On the Completeness of Interpolation Procedures
Abstract#
Craig interpolation is a fundamental property of logic. Suppose a calculus G for propositional logic (for instance the propositional LK) and an interpolation procedure I (for example, the Maehara-style interpolation procedure) are given. We are interested in the power of the interpolation procedure with respect to the calculus. Stating the problem precisely: Let C be a (semantically possible) interpolant for a given tautology A->B. Does there exist a proof π of A->B such that I(π)=C? A positive answer to the question allows us to call the interpolation procedure I complete for G. If we take G to be the cut-free propositional LK, then the standard Maehara-style interpolation (call it M) fails to provide a positive answer to the question. Similarly, for propositional resolution and the standard algorithm to find the interpolant as considered by Krajíček and Pudlák [1, 2]. However, if we take G to be the propositional LK with atomic cuts, then M is complete for G. This shows that to construct any possible interpolant via the Maehara-style interpolation procedure, using the cut rule is inevitable.

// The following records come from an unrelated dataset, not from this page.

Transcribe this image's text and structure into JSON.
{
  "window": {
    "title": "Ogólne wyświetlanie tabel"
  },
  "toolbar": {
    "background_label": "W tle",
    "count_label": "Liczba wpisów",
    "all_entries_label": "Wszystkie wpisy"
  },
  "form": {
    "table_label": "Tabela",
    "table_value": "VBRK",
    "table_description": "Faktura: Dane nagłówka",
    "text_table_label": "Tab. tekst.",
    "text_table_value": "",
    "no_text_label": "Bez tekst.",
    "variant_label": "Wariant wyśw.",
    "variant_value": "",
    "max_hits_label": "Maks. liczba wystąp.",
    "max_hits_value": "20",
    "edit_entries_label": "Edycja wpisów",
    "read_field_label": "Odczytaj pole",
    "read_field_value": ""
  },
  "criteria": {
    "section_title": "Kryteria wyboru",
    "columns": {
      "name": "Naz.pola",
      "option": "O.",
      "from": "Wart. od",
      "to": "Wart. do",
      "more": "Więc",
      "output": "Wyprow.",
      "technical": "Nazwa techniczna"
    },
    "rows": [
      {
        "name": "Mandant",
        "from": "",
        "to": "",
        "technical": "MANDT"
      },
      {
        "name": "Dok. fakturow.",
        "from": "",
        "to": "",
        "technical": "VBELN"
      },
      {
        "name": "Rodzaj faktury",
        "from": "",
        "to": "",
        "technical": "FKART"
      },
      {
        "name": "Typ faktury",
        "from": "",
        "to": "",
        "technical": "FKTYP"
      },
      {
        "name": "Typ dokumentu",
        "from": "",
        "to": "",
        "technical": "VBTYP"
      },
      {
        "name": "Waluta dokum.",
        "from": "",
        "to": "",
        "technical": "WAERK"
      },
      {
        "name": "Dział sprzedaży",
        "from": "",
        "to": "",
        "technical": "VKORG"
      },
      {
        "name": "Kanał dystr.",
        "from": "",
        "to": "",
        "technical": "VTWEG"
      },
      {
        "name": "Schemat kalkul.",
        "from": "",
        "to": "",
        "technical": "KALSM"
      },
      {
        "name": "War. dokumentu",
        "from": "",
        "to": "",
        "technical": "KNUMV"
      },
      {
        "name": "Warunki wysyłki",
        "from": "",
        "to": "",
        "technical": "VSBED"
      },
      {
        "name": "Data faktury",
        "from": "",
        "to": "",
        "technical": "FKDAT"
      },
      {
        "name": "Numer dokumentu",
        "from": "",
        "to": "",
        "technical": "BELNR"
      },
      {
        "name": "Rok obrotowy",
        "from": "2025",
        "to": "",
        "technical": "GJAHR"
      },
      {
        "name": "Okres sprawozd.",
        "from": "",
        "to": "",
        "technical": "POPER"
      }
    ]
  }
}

What if we move to the realm of first-order logic? Then, obviously, M is incomplete for the cut-free first-order LK. Interestingly though, M for first-order LK with atomic cuts is also incomplete. This talk is based on an ongoing research with Stefan Hetzl.
- Krajíček, Jan. Interpolation theorems, lower bounds for proof systems, and independence results for bounded arithmetic. The Journal of Symbolic Logic 62.2 (1997): 457-486.
- Pudlák, Pavel. Lower bounds for resolution and cutting plane proofs and monotone computations. The Journal of Symbolic Logic 62.3 (1997): 981-998.